Все во мне кричало, взывало к истине.
А мать сидела все так же молча и все так же гладила меня по лбу, и я чувствовал, как дрожат ее пальцы. На какой-то миг я вновь ощутил себя ребенком. Таким, каким я был, когда меня обманули с кино, когда меня оклеветал мой одноклассник и мама утешала меня… Где-то в глубине души моей внезапно вспыхнула надежда: «А мать, разве она предала тебя? Хоть раз?» Кто-то может сунуть палку в колеса другому, кто-то может оболгать. Только мать никогда не предаст.
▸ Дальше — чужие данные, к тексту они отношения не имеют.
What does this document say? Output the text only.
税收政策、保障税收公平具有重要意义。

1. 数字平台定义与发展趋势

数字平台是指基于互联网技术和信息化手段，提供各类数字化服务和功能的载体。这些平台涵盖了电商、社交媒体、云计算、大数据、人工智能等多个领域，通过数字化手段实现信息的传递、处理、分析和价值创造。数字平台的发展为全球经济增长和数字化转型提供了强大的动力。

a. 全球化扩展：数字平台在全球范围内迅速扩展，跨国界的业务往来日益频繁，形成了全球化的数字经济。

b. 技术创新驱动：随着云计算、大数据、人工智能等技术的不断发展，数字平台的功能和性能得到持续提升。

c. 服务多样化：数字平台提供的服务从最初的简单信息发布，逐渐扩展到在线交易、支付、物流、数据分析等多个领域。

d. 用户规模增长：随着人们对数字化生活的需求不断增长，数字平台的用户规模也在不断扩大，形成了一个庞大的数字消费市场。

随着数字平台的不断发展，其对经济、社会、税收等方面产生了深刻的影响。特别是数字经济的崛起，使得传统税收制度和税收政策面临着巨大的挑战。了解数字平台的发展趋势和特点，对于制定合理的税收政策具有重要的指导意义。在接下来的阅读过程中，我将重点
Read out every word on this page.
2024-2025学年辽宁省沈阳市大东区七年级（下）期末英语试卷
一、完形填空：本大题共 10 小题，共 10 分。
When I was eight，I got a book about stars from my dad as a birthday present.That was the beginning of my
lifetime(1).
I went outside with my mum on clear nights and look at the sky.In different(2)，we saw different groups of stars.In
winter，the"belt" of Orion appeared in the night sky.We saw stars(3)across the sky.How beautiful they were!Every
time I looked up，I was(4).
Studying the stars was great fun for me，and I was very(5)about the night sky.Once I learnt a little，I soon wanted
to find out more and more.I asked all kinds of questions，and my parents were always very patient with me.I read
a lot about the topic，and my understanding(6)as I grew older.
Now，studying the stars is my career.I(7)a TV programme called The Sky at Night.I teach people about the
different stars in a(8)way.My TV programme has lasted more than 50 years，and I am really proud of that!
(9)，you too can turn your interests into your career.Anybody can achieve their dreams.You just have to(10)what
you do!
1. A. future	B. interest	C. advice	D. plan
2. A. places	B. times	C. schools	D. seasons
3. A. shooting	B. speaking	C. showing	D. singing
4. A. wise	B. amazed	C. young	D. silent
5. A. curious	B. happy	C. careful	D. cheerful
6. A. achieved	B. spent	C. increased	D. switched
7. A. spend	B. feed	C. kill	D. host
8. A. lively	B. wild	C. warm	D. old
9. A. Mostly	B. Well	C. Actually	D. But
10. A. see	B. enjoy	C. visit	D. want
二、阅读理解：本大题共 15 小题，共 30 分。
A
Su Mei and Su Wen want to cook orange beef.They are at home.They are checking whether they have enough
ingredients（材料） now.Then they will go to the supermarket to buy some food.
Может, именно в этом и заключена великая тайна продолжения рода человеческого?
Я взял слегка дрожащую ладонь матери и приник к ней губами.
ФОТОКАРТОЧКА
Дела земные всегда делаются в спешке. Однажды, как обычно, я завтракал на ходу. А мать, как обычно, уговаривала меня:
— Да садись ты, сынок. Посиди немного.
— Все. Я поехал.
— Погоди, сынок. — Мать посмотрела на меня не так, как обычно, а с какой-то затаенной печалью. — Поговорить надо.
Я поспешно взглянул на часы: надо еще успеть заправить машину, заехать на работу, потом в издательство…
— А что такое?
Мама продолжала смотреть на меня печальными глазами.
— Давай сфотографируемся вместе, — сказала она вдруг.
Я изумился:
— Зачем?
— А вдруг скоро помру.
Она произнесла это таким тоном, будто обронила: «Схожу к соседке». Я не удержался, рассмеялся.
— Да полно вам, мама. — С этими словами я вышел из дома.
Прошло всего две недели… Я просыпаюсь по ночам и думаю: какими же мы бываем черствыми! Разве ж не было у меня времени сфотографироваться? Для всего всегда находилось время. И для работы, и для книг, и для отдыха… Ты что, кинозвезда? Или какая историческая личность? Вон лежит целая пачка фотографий. Самых разных. И где только и с кем только не снимался! Только… Нет у тебя фотографии, где ты снят вместе с матерью!
КНИГА
Сегодня вышла моя новая книга.
Всякий раз, когда у меня выходит книга, самый первый экземпляр я дарю матери с посвящением: «Моему первому учителю — матери!»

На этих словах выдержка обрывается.